Like I said in my Rotterdam post, I combined my visit to Rotterdam with a visit to the Kinderdijk windmills. These are the windmills that come up on every image search engine when you type in “Holland” or “the Netherlands” (I never remembered to ask the difference between the two names while I was there, by the way). Kinderdijk is about 30 minutes away from Rotterdam by waterbus, and once you reach the village, you can buy a ticket to go inside two of the mills to see how they work and how people lived in them back in the day (or you can walk around for free!) Just remember to get back in time because the last waterbus leaves at 4 PM. We didn’t get there until 2PM, and it was so nice to walk there with the sound of the water and the wind on your face that my friend and I had to run the last bit of the way. We made it back to the dock just as the waterbus was pulling up!

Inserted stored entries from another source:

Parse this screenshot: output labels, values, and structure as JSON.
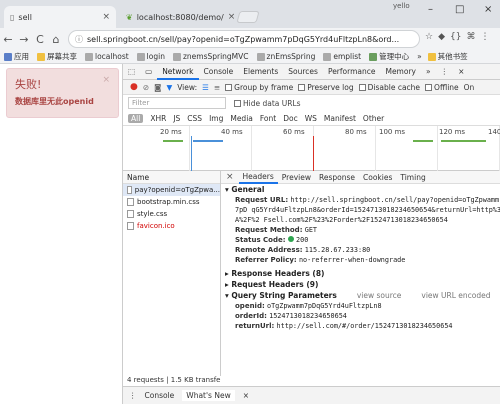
{
  "browser": {
    "tabs": [
      {
        "title": "sell",
        "close": "×"
      },
      {
        "title": "localhost:8080/demo/",
        "close": "×"
      }
    ],
    "user": "yello",
    "window_buttons": [
      "–",
      "□",
      "×"
    ],
    "address": "sell.springboot.cn/sell/pay?openid=oTgZpwamm7pDqG5Yrd4uFltzpLn8&ord...",
    "nav": [
      "←",
      "→",
      "C",
      "⌂"
    ]
  },
  "bookmarks": {
    "items": [
      "应用",
      "屏幕共享",
      "localhost",
      "login",
      "znemsSpringMVC",
      "znEmsSpring",
      "emplist",
      "管理中心"
    ],
    "other": "其他书签"
  },
  "page": {
    "alert_title": "失败!",
    "alert_message": "数据库里无此openid",
    "alert_close": "×"
  },
  "devtools": {
    "tabs": [
      "Elements",
      "Network",
      "Console",
      "Elements",
      "Sources",
      "Performance",
      "Memory"
    ],
    "toolbar": {
      "view_label": "View:",
      "group_by_frame": "Group by frame",
      "preserve_log": "Preserve log",
      "disable_cache": "Disable cache",
      "offline": "Offline",
      "online": "On"
    },
    "filter_placeholder": "Filter",
    "hide_data_urls": "Hide data URLs",
    "types": [
      "All",
      "XHR",
      "JS",
      "CSS",
      "Img",
      "Media",
      "Font",
      "Doc",
      "WS",
      "Manifest",
      "Other"
    ],
    "timeline_ticks": [
      "20 ms",
      "40 ms",
      "60 ms",
      "80 ms",
      "100 ms",
      "120 ms",
      "140"
    ],
    "requests_header": "Name",
    "requests": [
      {
        "name": "pay?openid=oTgZpwa...",
        "error": false
      },
      {
        "name": "bootstrap.min.css",
        "error": false
      },
      {
        "name": "style.css",
        "error": false
      },
      {
        "name": "favicon.ico",
        "error": true
      }
    ],
    "summary": "4 requests | 1.5 KB transfe...",
    "detail_tabs": [
      "×",
      "Headers",
      "Preview",
      "Response",
      "Cookies",
      "Timing"
    ],
    "general": {
      "title": "General",
      "request_url_label": "Request URL:",
      "request_url": "http://sell.springboot.cn/sell/pay?openid=oTgZpwamm7pD qG5Yrd4uFltzpLn8&orderId=1524713018234650654&returnUrl=http%3A%2F%2 Fsell.com%2F%23%2Forder%2F1524713018234650654",
      "method_label": "Request Method:",
      "method": "GET",
      "status_label": "Status Code:",
      "status": "200",
      "remote_label": "Remote Address:",
      "remote": "115.28.67.233:80",
      "referrer_label": "Referrer Policy:",
      "referrer": "no-referrer-when-downgrade"
    },
    "response_headers": "Response Headers (8)",
    "request_headers": "Request Headers (9)",
    "query": {
      "title": "Query String Parameters",
      "view_source": "view source",
      "view_url_encoded": "view URL encoded",
      "params": [
        {
          "key": "openid:",
          "value": "oTgZpwamm7pDqG5Yrd4uFltzpLn8"
        },
        {
          "key": "orderId:",
          "value": "1524713018234650654"
        },
        {
          "key": "returnUrl:",
          "value": "http://sell.com/#/order/1524713018234650654"
        }
      ]
    },
    "drawer": [
      "⋮",
      "Console",
      "What's New",
      "×"
    ],
    "colors": {
      "accent": "#1a73e8",
      "status_ok": "#2ea44f",
      "error": "#d10000"
    }
  }
}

While I was in Amsterdam, I took a day trip to another village – Giethoorn, about 1.5 hours’ drive from Amsterdam. It recently gained some fame as “Venice of the Netherlands” after a post about it appeared on Bored Panda, so my friends and I decided we should visit it now before it became full of tourists. The village is best known for having no road (actually, there are some footpaths and bike paths) and only fully accessible by boats, so we drove up, rented a boat, and spent an hour going around. The village itself is tiny and most of our one hour was spent on the open river, so unless you want to fish or sail, I’d say one hour is all you need. It’s gorgeous though – as you can clearly see:
Afterward, we walked around on some of the public paths, fantasized about which house we would buy (there were a lot of them on sale!), and I tried another Dutch dish – bitterballen, or ground meat rolled in breadcrumbs and deep-fried. It tasted very good (well, anything deep-fried would taste good) even though I couldn’t figure out what the inside is.
If we had more time, I would’ve loved to stay longer and rented a bike to explore the countryside, but alas, we didn’t. Well, life can’t always be perfect, can it?